Mirian sentou-se confortavelmente no sofá e pegou a xícara das Meninas Super Poderosas que estava pousada na mesinha de centro – Que eu saiba, a polícia não encontrara nada ainda que possa incriminar alguém...
- Polícia?! Ah mer... Er...
- É... Pelo visto a coisa foi séria... O problema é que vai atrasar todo o conteúdo do colégio...
Conteúdo? Que mané conteúdo, foda-se o conteúdo. Agora sim a coisa estava feia para o meu lado. Havia digitais minhas por todos os lados da sala do Krügger, fora a cerca que eu pulei para escapar do Edward... Hey, deve haver digitais do "Zumbi Presley" lá também!
- Lili Star? Você está bem? Quer sentar ou vai ficar ai na minha frente feito poste de luz?
- ...
- Lili Star?
- ...
Mirian sacudiu as mãos freneticamente na frente dos meus olhos para ver se conseguia chamar atenção, mas foi inútil. Eu não dava a mínima para Mirian. Minha mente estava concentrada demais na palavra polícia...

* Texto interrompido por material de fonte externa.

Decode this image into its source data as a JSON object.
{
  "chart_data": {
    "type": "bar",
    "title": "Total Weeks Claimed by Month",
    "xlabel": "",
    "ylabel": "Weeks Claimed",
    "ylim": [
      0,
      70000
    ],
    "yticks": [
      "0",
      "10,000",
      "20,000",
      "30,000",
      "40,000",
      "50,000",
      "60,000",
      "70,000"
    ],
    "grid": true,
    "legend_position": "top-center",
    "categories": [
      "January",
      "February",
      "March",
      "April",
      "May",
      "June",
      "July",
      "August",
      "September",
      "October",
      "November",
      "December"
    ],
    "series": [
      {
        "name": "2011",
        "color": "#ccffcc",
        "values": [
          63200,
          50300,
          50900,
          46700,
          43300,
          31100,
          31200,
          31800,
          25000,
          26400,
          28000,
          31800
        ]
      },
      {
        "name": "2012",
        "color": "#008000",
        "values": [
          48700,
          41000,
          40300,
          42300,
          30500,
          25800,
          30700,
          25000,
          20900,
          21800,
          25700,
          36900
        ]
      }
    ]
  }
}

"Princesa Mirian" dirigiu-se à cozinha e trouxe-me uma xícara de café preto para ver se me tirava do transe. Guiando-me pelo braço, me levou até o sofá e tentou fazer com que eu bebesse aquele maldito café. Estava horrível...
- Mas que merda é essa?
- Café puro, Lili Star... Para ver se você acorda... Anda, toma mais um gole...
- Não tem cerveja? – A tentativa era válida...

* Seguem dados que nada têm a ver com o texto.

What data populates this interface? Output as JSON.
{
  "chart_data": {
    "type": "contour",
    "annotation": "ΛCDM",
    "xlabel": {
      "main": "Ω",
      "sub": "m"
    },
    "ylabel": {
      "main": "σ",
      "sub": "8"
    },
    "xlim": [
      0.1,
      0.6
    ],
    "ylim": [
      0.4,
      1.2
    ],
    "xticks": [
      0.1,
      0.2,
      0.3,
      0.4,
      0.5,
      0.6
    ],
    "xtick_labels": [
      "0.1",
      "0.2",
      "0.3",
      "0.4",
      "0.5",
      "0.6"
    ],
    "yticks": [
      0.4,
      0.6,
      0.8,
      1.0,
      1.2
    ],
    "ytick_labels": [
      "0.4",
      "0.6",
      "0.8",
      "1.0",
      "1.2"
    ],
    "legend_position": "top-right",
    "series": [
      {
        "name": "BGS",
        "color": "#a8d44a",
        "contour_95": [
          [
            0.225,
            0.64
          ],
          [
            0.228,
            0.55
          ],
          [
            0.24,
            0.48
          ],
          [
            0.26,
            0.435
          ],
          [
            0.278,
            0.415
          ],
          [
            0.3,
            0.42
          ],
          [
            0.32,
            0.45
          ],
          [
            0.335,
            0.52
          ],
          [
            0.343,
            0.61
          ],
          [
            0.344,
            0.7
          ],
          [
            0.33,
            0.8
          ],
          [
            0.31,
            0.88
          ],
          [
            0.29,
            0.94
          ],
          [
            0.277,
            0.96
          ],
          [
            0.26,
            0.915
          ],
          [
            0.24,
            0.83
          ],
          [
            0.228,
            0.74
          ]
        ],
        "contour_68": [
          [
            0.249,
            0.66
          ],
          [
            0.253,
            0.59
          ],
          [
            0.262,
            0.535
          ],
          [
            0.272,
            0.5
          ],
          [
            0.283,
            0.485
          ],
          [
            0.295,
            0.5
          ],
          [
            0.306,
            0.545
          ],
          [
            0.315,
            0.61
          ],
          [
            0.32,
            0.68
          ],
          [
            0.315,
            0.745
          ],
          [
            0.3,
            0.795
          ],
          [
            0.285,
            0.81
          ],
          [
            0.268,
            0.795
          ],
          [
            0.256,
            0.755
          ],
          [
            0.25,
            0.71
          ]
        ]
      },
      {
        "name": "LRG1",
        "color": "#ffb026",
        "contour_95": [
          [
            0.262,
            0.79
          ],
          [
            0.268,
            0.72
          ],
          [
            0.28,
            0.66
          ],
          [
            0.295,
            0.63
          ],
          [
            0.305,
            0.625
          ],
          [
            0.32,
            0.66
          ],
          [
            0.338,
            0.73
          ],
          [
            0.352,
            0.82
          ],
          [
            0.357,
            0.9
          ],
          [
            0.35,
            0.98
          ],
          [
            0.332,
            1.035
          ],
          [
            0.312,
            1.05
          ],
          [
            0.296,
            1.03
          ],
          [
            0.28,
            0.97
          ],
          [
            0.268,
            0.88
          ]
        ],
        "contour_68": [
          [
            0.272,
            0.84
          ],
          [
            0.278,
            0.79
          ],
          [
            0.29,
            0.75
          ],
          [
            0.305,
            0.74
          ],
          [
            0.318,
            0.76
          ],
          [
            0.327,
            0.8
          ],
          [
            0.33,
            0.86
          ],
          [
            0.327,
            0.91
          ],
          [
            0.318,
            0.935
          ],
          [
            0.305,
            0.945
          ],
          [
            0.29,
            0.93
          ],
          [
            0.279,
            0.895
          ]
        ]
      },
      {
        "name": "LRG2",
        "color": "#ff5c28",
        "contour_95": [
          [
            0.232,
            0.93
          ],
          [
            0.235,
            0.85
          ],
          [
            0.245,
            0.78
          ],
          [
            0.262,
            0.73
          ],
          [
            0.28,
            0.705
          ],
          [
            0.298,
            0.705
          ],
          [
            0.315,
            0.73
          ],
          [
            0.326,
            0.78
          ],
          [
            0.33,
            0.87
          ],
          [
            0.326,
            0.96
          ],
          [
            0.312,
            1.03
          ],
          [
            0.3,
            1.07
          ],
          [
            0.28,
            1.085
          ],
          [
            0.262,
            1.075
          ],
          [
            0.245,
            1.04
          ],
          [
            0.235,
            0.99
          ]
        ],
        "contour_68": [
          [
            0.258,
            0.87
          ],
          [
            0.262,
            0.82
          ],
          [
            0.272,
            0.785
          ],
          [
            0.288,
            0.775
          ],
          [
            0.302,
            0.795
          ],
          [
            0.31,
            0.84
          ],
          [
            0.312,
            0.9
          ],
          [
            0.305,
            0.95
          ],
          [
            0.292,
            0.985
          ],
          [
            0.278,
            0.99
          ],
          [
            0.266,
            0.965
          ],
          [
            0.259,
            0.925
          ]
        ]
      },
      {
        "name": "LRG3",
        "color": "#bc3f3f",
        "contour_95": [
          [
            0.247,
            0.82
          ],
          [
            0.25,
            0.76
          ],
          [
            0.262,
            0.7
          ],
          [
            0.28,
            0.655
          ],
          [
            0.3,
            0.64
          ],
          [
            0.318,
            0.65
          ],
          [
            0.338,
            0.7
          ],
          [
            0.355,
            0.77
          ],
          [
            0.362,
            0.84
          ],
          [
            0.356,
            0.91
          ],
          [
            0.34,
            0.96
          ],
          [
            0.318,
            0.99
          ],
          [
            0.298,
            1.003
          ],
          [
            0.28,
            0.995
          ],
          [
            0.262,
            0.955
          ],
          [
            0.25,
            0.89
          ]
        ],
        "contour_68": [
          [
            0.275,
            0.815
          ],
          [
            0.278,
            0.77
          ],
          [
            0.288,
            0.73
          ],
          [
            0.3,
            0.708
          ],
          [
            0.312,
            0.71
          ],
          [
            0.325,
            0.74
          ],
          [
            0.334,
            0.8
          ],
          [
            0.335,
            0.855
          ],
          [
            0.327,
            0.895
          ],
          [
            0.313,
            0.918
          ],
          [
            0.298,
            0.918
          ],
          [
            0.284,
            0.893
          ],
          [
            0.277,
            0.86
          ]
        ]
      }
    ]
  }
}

- Não... Não tomamos essas coisas aqui em casa... Escuta, quer me contar agora o que deixou você nesse estado de uma hora para a outra? – A inocência dela me deixava inquieta. Como ela podia ser tão ingênua? Estava na cara que eu fui a responsável pelo roubo do colégio. Mas ainda sim, aquela ingenuidade poderia me ajudar em alguma coisa. Pelo menos por enquanto...
- Ah... É que fiquei chocada com a notícia... Foi isso...

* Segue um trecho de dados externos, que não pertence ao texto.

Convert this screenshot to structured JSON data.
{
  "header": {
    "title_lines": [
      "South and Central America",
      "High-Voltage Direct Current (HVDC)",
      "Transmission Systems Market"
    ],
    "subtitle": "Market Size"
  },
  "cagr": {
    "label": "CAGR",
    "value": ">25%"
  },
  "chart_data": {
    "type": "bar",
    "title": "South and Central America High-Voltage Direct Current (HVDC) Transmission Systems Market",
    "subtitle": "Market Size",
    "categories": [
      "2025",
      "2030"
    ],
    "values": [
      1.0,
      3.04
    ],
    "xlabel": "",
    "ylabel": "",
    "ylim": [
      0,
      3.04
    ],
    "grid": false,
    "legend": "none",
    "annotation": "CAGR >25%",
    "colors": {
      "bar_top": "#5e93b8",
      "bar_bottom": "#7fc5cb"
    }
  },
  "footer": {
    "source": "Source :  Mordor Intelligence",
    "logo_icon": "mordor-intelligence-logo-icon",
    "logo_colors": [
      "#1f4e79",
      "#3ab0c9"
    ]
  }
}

- Sei... – O sorriso que se abriu no rosto da minha prima foi assustador – Você ficou assim porque eu disse que não teríamos aula por tempo indeterminado!
-...
- É, não adianta me esconder! Sem aulas, ficará difícil encontrar certa pessoa, não é?
- Âhn?
- Sim... Certo senhor chamado Cullen. Edward Cullen...
Engasguei feio com o gole de café que tentava tomar. Então esse era o motivo do sorriso? Não... Eu não merecia aquilo...
- Lili Star, eu só tenho que avisar uma coisinha: Toma cuidado com essa sua apaixonite, ok? As meninas do colégio – inclusive algumas de minhas amigas – são loucas por ele, e ninguém tem idéia do que elas podem fazer com quem atravessa o caminho delas.
- Eu também tenho um aviso: EU NÃO TENHO PORRA DE APAIXONITE NENHUMA POR AQUELE TOPETUDO, ESTÁ BEM? – Ela conseguia me tirar do sério. Aliás, parecia que isso virou hobbie de todo mundo nessa cidade – Olha Mirian, eu vou dar uma saída já que não tem aula, ok? Se tia Carmem perguntar, diz que eu vou demorar...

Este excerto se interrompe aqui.